Higher Seminar in Medical Law: On the Supreme Court's decision to overturn Roe (abortion law)
- Date: –17:00
- Location: Fakultetsrummet, Trädgårdsgatan 1, Uppsala, samt via Zoom
- Lecturer: Stephen R. Latham, JD, PhD, is Director of Yale University’s Interdisciplinary Center on Bioethics
- Organiser: Faculty of Law, Uppsala University
- Contact person: William Munro
- Seminarium
The United States has recognized a constitutional right to early-term abortion since the Supreme Court decision in Roe v. Wade in 1973. Planned Parenthood v. Casey (1992) somewhat changed states’ abilities to regulate the delivery of abortion, but preserved the core constitutional right to abortion prior to fetal viability (about 24 weeks). Roe and Casey were both predicated on a constitutional right to privacy located, by the court, in the Due Process Clause of the 14th Amendment to the US Constitution, passed in the wake of the US Civil War.
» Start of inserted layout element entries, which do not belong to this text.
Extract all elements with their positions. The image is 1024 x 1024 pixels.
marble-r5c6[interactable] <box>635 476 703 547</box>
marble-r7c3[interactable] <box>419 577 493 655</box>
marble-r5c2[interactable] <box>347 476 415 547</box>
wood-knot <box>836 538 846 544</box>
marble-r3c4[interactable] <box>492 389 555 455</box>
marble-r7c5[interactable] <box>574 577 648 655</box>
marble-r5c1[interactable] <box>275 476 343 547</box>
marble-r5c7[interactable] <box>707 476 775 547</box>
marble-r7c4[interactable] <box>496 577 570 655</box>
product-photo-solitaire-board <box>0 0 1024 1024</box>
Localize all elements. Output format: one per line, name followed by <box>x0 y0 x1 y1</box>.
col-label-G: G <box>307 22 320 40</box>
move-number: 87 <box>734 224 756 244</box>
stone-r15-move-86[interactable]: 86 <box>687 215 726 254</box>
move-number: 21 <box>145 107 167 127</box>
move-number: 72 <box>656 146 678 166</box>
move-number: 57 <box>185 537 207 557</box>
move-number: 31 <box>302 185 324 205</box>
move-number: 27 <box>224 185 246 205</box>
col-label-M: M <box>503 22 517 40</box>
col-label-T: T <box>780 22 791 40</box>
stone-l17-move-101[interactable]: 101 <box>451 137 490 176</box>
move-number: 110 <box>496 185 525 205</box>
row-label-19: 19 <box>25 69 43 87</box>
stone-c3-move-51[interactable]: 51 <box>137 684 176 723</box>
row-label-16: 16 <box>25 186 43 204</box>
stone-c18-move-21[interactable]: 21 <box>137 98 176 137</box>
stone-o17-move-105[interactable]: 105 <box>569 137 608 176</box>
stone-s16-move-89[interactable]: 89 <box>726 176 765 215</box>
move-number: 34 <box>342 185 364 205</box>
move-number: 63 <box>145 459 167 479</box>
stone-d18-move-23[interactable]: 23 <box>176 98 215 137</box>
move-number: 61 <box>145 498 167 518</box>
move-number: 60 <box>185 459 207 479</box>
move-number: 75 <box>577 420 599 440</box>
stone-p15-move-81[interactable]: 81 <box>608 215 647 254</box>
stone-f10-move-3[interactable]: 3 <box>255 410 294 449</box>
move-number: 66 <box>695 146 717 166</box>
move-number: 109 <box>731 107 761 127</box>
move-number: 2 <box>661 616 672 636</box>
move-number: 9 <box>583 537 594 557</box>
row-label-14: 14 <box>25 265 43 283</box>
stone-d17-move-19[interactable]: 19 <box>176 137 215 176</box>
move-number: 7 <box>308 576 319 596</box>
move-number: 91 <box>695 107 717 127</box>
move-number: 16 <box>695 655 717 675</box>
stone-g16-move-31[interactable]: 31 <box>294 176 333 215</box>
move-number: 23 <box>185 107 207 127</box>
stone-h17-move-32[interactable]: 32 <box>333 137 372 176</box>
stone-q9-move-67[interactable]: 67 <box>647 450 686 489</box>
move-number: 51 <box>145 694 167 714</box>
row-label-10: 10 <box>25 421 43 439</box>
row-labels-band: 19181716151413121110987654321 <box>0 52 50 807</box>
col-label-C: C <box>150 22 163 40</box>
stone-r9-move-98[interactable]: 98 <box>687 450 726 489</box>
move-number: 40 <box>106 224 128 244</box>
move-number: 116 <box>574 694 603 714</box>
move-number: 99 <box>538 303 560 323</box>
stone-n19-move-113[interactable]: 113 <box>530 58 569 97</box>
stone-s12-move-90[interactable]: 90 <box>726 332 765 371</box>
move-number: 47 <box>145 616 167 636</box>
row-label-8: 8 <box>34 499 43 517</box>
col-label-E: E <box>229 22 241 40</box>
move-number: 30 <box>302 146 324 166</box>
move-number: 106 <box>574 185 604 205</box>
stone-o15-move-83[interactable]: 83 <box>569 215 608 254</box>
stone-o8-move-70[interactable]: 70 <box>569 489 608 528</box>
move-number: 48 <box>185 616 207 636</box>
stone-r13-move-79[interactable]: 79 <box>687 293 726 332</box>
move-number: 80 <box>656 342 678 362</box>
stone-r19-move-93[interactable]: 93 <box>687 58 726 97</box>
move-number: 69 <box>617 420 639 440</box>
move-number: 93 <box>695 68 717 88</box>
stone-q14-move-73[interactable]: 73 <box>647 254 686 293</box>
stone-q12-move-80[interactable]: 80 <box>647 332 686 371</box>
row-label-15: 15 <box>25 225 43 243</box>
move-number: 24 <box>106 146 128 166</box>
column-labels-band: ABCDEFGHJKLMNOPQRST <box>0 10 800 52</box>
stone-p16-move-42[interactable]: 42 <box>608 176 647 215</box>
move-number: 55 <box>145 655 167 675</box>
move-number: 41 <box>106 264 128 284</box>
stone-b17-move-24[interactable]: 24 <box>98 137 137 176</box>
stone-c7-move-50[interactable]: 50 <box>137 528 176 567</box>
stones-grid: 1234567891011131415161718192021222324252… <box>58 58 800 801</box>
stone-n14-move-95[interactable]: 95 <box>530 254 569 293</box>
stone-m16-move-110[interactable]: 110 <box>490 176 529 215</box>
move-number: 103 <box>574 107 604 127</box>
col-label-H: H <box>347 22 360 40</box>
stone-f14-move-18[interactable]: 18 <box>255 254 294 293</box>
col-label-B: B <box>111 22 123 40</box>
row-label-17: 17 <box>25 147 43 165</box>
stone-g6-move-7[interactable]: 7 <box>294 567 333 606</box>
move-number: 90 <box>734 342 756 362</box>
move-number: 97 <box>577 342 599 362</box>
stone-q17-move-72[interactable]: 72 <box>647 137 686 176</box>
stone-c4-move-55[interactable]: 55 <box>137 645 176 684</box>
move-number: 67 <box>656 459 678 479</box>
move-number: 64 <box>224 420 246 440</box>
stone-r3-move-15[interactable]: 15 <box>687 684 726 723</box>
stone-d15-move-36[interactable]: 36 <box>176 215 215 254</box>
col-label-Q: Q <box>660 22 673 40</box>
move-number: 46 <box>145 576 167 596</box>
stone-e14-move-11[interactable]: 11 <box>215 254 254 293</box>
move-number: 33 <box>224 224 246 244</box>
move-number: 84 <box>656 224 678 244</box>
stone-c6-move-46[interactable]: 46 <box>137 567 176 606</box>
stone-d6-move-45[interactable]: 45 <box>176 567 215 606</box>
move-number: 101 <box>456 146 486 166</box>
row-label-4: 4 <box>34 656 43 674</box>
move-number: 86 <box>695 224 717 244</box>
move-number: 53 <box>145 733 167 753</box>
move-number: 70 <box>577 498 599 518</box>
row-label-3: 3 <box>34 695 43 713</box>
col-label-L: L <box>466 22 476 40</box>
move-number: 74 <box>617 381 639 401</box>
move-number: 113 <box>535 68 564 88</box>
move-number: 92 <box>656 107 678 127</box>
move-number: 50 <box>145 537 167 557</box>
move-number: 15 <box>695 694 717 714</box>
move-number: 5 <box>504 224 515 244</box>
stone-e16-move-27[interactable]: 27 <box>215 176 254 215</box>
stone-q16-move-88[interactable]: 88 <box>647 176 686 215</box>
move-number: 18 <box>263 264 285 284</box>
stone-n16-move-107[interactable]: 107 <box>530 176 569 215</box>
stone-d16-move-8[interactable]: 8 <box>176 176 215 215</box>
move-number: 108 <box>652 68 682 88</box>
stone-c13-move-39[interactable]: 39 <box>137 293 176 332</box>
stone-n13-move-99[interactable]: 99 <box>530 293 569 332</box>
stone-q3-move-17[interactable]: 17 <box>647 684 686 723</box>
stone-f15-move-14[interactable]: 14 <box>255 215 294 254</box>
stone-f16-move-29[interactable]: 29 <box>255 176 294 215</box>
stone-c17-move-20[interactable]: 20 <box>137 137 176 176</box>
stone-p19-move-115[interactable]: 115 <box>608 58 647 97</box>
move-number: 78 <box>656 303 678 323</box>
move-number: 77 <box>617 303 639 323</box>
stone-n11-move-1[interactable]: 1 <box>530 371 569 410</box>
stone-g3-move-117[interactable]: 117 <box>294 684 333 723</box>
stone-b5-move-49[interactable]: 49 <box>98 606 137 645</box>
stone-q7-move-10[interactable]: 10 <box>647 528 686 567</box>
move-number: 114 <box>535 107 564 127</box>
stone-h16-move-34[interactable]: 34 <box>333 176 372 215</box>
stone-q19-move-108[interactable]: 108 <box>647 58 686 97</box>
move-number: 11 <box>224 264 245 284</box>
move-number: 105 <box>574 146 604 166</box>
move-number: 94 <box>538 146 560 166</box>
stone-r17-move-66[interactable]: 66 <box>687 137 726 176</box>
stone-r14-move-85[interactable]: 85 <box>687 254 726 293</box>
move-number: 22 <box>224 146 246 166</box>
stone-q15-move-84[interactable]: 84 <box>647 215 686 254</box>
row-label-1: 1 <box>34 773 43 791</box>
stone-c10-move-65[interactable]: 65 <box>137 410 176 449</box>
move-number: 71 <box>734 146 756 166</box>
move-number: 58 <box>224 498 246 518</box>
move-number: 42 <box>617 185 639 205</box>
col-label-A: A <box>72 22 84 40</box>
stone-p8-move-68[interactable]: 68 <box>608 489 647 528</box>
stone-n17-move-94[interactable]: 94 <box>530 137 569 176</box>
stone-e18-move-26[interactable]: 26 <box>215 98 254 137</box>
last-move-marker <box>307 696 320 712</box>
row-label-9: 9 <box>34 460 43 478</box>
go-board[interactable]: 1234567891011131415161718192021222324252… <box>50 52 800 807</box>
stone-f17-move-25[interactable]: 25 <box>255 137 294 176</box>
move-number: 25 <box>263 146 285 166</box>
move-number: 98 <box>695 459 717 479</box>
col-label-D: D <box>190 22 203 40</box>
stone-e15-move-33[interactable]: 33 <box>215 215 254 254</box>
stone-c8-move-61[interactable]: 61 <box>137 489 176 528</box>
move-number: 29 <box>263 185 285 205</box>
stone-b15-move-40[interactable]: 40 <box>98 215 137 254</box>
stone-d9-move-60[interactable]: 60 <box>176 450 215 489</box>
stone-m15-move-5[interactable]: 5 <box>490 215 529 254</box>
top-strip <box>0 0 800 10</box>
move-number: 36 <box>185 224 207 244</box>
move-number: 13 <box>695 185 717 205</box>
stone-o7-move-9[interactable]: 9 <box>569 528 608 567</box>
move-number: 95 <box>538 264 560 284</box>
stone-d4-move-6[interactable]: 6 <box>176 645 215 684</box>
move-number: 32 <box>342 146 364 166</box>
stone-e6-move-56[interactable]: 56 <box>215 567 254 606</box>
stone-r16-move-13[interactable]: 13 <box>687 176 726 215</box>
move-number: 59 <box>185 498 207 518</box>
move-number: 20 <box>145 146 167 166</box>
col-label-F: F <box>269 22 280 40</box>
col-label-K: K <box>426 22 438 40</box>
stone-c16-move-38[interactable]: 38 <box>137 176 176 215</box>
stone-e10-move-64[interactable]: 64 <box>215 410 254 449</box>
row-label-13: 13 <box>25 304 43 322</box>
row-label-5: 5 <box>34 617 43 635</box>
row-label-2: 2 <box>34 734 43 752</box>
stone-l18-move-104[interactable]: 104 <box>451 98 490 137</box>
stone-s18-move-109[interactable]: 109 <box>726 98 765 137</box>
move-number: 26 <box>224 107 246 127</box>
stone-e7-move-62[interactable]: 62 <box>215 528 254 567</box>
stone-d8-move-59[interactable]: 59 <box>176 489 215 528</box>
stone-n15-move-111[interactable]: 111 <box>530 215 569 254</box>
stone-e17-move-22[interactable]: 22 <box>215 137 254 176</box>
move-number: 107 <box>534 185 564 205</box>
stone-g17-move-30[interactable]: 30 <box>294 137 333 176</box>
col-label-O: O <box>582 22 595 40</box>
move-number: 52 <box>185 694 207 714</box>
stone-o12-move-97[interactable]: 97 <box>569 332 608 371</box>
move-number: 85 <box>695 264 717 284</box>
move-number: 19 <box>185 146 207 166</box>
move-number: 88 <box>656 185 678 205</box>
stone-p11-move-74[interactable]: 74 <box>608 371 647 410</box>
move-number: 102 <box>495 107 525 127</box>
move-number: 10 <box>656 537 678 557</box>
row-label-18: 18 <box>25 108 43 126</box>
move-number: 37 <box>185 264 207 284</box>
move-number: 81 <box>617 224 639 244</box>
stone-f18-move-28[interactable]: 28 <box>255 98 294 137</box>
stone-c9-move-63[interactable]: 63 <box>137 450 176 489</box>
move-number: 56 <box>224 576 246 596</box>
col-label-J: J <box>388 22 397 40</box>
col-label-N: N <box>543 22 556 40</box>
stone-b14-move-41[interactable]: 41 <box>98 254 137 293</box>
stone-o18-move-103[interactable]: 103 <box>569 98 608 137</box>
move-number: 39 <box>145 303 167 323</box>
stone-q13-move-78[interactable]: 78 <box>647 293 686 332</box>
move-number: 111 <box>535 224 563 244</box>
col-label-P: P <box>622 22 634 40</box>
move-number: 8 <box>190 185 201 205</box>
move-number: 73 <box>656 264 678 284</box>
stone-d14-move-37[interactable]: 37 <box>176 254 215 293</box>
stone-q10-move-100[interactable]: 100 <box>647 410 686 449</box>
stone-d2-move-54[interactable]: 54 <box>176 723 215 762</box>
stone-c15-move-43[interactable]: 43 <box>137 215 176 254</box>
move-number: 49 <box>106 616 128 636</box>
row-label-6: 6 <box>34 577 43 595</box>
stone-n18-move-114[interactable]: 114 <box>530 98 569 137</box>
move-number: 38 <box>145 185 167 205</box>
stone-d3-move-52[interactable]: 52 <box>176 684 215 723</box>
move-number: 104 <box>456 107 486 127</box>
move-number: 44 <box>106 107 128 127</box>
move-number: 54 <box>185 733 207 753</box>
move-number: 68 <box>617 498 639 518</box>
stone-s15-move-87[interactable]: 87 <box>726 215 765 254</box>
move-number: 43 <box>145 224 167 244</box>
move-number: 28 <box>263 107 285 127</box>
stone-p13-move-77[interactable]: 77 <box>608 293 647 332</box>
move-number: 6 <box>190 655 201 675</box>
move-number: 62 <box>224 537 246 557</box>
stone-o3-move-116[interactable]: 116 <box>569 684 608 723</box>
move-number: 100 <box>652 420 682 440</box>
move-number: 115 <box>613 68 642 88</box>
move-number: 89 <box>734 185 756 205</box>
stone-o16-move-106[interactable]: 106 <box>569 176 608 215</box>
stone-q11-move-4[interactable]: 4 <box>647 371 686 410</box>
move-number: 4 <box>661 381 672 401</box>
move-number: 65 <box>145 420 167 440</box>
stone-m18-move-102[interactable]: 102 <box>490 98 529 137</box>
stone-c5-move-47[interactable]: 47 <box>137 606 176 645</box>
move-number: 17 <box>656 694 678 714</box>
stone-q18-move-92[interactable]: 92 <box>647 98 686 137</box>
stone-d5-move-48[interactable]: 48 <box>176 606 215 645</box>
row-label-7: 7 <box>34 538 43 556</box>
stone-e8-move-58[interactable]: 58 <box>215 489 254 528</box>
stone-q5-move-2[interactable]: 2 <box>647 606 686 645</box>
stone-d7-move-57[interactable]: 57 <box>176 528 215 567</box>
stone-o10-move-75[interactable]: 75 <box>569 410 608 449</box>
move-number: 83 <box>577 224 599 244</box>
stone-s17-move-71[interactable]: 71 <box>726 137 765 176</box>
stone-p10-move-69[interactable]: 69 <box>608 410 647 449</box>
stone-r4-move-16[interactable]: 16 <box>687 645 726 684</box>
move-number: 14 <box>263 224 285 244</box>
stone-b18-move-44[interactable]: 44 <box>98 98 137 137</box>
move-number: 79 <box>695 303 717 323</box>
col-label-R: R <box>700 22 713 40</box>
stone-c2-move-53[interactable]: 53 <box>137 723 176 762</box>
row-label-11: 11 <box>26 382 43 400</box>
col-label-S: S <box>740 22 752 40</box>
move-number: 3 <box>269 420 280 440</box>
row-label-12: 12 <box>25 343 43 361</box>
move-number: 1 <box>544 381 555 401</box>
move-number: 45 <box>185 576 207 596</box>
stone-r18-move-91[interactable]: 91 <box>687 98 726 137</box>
This June, the Supreme Court overturned Roe and Casey, using reasoning broad enough to overrule the full range of mid-to-late-20th century privacy rights, though the case itself only actually overruled the constitutional right to abortion, leaving it for states to decide whether and when to limit women’s access to it. How have the states responded? And how will they respond when and if the court goes on to overrule its previous holdings on contraception, marital intimacy, gay marriage, or end-of-life care? This paper will review the possible scope of the impact of the Supreme Court’s decision to overturn Roe.